Outliers by Malcolm Gladwell

He calls it "The Story of Success" and he's a best selling author of other books like Blink. Gladwell's three successful books spread like a phenomenon. The points in this book should be obvious to anyone with a modicum of success in their own lives. Malcolm's point is that, essentially, successful people and their success aren't completely random and unpredictable like their popular stories may lead everyone else to believe. Their success is a combination of specific conditions, experiences, and opportunities in time that existed around them and not necessarily anyone else. His examples are people like the elite Canadian hockey leaguers, Bill Gates, and eminent jewish New York lawyers born in the 1930s.

This book qualifies as airplane and bathroom reading. It isn't going to change your life, or your decision making. I bought it after reading a positive review on good ole Slashdot. If you want me to buy your book, get it reviewed on Slashdot. If it's so popular, it must make people feel good. It's sort of an apology for being lucky. Gladwell tries hard to counter what he sees as popular myths. I think the people who will get this book already understand the principles and the people that might benefit from it won't get it anyways. It's basically a waste of natural resources.

Fooled by Randomness by Nassim Nicholas Taleb

The subtitle is "The Hidden Role of Chance in Life and in the Markets." Taleb was a trader, by his own account a conservative and successful one, so I suppose he should know. He spends plenty of time recounting stories and relating them in a ranting, abstract, contrarian style. He's full of himself and, at times, hard to read. Taleb's main point is that many events in life are random, yet the human mind works hard to arrange events in such a way that the random comes together to make sense. We assign sequences of events to order where none existed. Traders might follow order that they've made sense of in their own minds, only to one day find their investments erased because they weren't accounting for the true randomness of the actual events.

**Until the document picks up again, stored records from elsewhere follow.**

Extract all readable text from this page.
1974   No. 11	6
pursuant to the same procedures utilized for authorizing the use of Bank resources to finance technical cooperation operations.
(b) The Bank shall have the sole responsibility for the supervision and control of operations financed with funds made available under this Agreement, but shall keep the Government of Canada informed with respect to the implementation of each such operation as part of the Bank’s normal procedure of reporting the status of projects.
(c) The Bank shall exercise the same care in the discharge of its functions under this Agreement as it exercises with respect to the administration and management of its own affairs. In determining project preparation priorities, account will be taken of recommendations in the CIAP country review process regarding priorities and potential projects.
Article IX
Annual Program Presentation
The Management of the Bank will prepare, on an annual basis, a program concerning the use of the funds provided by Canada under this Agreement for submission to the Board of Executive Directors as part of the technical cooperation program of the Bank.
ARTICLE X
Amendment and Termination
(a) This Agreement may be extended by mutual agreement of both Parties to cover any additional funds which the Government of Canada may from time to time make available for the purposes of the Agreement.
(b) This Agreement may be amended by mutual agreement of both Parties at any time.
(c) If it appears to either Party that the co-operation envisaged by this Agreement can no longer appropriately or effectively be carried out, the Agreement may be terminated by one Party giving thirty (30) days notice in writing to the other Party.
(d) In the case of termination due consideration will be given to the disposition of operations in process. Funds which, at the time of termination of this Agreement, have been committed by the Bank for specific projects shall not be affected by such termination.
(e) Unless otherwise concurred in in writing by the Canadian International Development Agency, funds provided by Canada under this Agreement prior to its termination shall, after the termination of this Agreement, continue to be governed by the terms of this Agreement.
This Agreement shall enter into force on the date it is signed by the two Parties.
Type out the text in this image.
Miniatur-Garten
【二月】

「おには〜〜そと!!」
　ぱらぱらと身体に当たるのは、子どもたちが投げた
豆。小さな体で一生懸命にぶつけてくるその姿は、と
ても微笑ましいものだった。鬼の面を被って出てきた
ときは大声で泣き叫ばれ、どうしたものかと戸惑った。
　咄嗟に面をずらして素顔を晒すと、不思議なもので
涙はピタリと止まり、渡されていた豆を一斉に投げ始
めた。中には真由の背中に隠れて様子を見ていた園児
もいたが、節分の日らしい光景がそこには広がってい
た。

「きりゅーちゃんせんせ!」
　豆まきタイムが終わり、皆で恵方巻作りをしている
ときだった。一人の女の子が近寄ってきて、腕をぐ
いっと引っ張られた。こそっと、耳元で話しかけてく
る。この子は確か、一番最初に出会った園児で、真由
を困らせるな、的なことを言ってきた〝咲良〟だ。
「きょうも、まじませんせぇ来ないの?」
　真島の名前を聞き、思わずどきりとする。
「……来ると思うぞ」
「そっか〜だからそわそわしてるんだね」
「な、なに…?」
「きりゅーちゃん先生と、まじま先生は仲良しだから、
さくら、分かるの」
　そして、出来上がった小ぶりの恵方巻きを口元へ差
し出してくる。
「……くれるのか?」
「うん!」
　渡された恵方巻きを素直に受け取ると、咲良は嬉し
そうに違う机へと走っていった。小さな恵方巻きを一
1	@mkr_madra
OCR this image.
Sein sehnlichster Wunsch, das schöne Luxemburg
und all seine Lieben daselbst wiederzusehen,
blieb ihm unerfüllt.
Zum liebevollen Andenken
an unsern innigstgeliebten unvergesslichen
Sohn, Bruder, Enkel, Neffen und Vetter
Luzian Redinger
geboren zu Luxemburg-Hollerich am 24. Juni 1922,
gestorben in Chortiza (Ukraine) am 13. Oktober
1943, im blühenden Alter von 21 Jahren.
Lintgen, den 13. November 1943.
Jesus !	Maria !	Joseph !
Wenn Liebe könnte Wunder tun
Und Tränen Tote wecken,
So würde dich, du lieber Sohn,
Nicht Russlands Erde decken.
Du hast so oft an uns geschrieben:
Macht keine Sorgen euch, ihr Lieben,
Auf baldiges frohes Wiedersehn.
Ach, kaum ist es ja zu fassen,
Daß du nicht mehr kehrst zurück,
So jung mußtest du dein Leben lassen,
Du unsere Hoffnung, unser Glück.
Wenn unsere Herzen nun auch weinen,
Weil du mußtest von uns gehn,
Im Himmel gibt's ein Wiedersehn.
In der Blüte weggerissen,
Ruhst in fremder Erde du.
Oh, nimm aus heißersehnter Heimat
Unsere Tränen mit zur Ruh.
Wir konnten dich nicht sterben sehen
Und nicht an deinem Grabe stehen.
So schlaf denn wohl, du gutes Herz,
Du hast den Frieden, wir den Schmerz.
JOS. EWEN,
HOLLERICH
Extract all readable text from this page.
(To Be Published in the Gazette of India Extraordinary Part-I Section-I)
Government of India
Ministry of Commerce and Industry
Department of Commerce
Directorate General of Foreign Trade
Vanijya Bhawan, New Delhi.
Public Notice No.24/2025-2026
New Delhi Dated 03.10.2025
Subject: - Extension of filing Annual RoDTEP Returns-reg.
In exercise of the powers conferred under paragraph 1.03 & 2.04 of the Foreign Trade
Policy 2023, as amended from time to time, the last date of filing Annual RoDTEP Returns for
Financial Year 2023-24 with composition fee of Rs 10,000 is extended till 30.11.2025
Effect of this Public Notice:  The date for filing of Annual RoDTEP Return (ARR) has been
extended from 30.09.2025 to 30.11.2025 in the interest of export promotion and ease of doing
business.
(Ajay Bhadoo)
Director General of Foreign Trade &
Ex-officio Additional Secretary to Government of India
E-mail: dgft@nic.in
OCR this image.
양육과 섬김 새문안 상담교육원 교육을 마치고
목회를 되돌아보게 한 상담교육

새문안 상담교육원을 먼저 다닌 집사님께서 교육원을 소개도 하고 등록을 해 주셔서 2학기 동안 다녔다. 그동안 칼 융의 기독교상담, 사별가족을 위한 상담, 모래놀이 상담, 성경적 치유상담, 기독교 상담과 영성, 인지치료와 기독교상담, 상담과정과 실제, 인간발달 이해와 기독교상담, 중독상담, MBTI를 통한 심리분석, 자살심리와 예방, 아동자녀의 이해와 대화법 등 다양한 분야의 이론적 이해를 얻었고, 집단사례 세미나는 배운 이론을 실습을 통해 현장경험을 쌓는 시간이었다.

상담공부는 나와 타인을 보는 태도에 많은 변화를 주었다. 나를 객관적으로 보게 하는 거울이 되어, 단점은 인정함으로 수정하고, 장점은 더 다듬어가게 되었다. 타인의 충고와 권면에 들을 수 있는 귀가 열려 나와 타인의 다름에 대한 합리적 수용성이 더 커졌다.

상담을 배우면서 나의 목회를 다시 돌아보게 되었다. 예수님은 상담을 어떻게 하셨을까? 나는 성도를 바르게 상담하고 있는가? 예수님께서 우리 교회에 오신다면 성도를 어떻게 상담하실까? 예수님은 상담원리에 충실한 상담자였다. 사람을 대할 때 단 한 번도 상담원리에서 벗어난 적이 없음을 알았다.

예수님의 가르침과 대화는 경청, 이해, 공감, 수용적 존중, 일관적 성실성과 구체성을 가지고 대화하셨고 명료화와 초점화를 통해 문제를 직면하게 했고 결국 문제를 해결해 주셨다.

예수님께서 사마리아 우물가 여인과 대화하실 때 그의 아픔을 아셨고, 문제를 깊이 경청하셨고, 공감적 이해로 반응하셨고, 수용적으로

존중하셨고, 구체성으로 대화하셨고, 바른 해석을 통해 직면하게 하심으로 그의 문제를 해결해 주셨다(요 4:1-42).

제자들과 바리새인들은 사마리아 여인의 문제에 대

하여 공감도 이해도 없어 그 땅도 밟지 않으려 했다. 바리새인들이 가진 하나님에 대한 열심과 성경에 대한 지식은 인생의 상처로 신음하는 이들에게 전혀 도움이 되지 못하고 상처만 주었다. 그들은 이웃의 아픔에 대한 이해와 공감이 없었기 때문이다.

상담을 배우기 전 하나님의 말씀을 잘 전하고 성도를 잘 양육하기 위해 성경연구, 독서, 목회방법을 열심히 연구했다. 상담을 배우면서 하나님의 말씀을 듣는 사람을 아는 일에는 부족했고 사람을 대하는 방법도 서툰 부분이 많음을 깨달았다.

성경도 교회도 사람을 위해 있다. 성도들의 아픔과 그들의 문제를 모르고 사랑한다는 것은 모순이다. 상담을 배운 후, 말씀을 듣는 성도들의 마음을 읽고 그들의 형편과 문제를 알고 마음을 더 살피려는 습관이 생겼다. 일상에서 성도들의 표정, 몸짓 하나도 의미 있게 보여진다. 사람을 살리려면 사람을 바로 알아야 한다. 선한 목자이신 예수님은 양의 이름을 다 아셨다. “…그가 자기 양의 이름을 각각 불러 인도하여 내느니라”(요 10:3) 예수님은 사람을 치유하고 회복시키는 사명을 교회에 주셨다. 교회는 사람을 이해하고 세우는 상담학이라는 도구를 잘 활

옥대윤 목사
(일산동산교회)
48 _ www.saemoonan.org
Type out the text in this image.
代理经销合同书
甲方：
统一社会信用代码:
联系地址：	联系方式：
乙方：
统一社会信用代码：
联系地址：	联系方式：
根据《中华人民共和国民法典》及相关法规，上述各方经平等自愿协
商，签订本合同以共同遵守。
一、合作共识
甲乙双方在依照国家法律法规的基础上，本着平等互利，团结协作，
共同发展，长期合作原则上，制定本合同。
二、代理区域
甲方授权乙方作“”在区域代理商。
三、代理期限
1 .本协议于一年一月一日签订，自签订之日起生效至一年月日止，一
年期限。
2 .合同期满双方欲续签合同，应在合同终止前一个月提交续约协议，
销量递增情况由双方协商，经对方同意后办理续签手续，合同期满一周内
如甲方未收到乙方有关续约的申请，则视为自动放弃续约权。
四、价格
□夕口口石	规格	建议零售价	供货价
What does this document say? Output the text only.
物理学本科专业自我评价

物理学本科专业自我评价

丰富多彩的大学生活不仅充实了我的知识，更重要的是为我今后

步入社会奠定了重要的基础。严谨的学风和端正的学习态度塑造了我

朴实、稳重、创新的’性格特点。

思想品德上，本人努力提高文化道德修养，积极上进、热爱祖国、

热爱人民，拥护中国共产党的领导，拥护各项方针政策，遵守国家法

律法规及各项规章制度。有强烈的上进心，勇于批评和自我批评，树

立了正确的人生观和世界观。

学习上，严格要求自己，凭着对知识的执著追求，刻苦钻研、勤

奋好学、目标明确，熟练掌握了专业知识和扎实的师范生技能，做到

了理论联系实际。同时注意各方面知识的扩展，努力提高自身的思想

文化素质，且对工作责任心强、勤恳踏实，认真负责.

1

If you can get past Taleb's writing style, you might enjoy the book. I thought Black Swan, also by Taleb, was much better, but I'm not quite ready to review it yet. Ideas presented in Fooled by Randomness such as Survivorship bias are essential for understanding of written word and history. Sure, the better you are at understanding the past, the better you can work in the future. Or was I just finding patterns in the random noise?